About Explore
Why it exists
Explore is an interactive profile for engineers.
Johnny Butler built the first version of Explore because static CVs and polished summaries hid too much of technical work.
It became a product because the same problem kept showing up across engineers in an AI-shaped market where polished summaries are cheap, real work matters more, and Explore is already a working way to inspect that work.
From person to product
- Person: it started with Johnny trying to show technical work more honestly.
- Product: it became broader when other engineers recognized the same gap.
- Proof: today you can inspect a live profile, grounded follow-up, and explicit owner workflow.
For the delivery model behind that product, read the Dark Factory page.
Why this matters now
When polished summaries get cheaper, real work matters more.
AI makes polished summaries easier to generate. That does not remove the need for real professional signal. It raises the value of work people can actually read, question, and explore.
The problem kept showing up across excellent engineers with strong experience and good CVs who still felt pressure, uncertainty, and difficulty standing out. Explore is the product response to that reality: an interactive profile for engineers with grounded follow-up and a web-or-CLI workflow people can already inspect.
Origin
The starting point was simple: static professional summaries hide too much of the work.
Explore started with Johnny's need for a better way to present technical work than a static CV or polished LinkedIn summary. Over time that problem started to feel less personal and more widely shared.
The same issue kept showing up across engineers with strong skills, solid experience, and good CVs who still struggled to differentiate in a noisier market. Explore also became a greenfield proving ground for the Dark Factory approach, but the product reason stayed practical: build something easier to inspect than a polished summary alone and prove it with a working product.
Product pivot
The project became a product when it stopped feeling useful only for me.
The more this concern showed up around other engineers, the harder it was to treat Explore as a personal experiment. People did not only respond to the interface. They responded to the need for a better public way to show real work in a market where polished presentation is easier than ever.
That was the shift from personal tool to product. The job stopped being "show the idea" and became "make it usable for other technical professionals who want something clearer than a good summary and more useful than a vague AI-compatible claim."
Where it is now
Explore is already a working product with three clear pillars.
Interactive profile
- A public profile that shows role, experience, projects, and writing.

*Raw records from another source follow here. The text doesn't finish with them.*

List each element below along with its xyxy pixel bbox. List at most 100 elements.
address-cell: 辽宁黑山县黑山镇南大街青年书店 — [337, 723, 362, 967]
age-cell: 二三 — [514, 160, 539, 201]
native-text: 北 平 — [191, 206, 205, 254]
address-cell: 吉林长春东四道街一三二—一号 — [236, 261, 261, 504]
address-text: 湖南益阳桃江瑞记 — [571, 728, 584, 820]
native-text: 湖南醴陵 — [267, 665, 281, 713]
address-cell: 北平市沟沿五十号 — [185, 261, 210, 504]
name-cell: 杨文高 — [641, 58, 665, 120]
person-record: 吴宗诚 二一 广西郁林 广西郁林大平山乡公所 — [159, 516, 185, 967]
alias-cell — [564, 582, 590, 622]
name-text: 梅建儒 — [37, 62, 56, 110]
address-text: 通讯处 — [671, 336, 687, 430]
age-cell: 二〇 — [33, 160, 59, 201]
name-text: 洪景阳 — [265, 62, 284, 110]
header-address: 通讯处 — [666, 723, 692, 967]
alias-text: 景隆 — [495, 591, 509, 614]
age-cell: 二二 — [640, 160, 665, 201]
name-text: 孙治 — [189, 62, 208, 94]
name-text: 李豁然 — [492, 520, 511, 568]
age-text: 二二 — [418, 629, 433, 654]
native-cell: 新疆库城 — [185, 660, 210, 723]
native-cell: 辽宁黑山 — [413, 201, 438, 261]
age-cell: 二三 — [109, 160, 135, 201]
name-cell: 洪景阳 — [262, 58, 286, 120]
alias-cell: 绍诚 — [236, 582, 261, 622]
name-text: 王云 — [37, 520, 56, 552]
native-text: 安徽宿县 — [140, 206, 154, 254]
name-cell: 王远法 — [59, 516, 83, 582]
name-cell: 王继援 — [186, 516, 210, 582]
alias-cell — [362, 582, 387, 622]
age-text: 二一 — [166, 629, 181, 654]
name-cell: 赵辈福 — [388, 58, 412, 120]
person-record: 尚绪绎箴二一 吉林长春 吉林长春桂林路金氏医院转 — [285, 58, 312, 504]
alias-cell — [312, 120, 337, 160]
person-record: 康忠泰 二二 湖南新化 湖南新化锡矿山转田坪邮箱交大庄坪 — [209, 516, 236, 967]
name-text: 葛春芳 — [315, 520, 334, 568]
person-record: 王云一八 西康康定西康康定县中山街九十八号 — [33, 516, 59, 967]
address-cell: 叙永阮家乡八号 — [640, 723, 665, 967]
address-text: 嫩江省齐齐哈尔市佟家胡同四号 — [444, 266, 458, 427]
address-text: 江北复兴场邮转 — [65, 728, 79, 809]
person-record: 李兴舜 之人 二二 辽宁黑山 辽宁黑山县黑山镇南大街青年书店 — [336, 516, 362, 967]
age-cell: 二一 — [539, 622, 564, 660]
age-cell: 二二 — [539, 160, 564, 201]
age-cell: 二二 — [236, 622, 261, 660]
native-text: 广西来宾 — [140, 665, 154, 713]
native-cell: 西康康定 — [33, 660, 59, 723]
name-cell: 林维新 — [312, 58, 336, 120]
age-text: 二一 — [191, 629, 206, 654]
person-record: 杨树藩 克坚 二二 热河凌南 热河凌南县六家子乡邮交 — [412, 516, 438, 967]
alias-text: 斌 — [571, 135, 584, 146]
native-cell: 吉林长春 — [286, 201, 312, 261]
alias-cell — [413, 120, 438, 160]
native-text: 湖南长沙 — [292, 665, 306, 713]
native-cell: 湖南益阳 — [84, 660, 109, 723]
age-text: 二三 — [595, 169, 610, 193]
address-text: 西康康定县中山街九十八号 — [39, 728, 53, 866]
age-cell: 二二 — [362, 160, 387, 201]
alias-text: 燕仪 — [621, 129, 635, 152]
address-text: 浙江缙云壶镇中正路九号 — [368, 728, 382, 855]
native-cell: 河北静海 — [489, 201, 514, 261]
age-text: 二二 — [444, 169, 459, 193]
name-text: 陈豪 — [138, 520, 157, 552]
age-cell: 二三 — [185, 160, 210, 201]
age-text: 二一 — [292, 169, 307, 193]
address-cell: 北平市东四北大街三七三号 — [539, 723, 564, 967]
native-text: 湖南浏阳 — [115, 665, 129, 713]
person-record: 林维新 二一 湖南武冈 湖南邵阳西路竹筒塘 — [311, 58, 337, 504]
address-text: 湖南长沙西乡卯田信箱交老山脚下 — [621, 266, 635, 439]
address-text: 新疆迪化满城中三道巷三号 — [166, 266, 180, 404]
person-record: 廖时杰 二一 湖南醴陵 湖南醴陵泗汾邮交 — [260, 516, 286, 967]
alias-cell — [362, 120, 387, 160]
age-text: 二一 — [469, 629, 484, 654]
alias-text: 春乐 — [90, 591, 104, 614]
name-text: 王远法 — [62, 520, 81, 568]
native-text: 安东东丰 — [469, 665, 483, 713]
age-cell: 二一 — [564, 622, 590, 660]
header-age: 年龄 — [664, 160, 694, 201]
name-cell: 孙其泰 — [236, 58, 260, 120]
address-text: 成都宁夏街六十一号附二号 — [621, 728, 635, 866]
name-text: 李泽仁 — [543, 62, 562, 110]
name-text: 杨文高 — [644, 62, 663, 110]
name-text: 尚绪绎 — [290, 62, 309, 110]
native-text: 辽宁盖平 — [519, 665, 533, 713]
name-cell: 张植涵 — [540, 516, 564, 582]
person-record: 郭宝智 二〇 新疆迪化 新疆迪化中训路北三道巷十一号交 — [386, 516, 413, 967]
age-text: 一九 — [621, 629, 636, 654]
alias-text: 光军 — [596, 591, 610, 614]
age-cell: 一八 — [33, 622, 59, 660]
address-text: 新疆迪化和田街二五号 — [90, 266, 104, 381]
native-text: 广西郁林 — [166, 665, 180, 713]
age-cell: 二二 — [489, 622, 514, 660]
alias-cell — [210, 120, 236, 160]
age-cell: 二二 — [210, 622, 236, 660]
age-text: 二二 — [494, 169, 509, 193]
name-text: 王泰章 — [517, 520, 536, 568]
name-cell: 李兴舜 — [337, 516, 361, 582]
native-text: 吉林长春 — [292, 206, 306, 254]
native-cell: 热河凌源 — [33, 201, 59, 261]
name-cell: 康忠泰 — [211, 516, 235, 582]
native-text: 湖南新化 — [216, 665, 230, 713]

- A better way to show work than a static summary alone.
Grounded follow-up
- Grounded chat tied to real profile material.
- A way for visitors to ask for context instead of guessing.
Web and CLI workflow
- Update your profile on the web or via the CLI, depending on how you want to work.
- Public profiles stay open to explore, while owner-only draft and preview steps stay explicit.
Explore can also start from existing material. One practical onboarding proof is the new CV-to-Explore workflow page, which shows how a static source can become a richer interactive profile.
Why the Dark Factory matters here
Explore is both a product and a proving ground.
The Dark Factory is the operating model used to shape and ship Explore. At the same time, the product is being designed to stay clear for people, usable by agents, and trustworthy because the workflow is explicit.
That strengthens both sides. The product becomes easier to understand and trust, the Agents page has a real workflow to point at, and the delivery model has a real system to prove itself against. For the operating model itself, see /dark-factory.
What comes next
Next comes a tighter product story, then broader onboarding.
The foundation is already there. The immediate work is to make the current launch feel more obvious, more dependable, and easier to start for engineers arriving cold.
After that, the product can broaden outward with smoother onboarding and richer profile management without losing the clarity of the core idea.
Closing thought
The goal is simple: help engineers show real work more clearly.
Explore is the product expression of that idea. If the launch keeps getting clearer and more useful, it is moving in the right direction.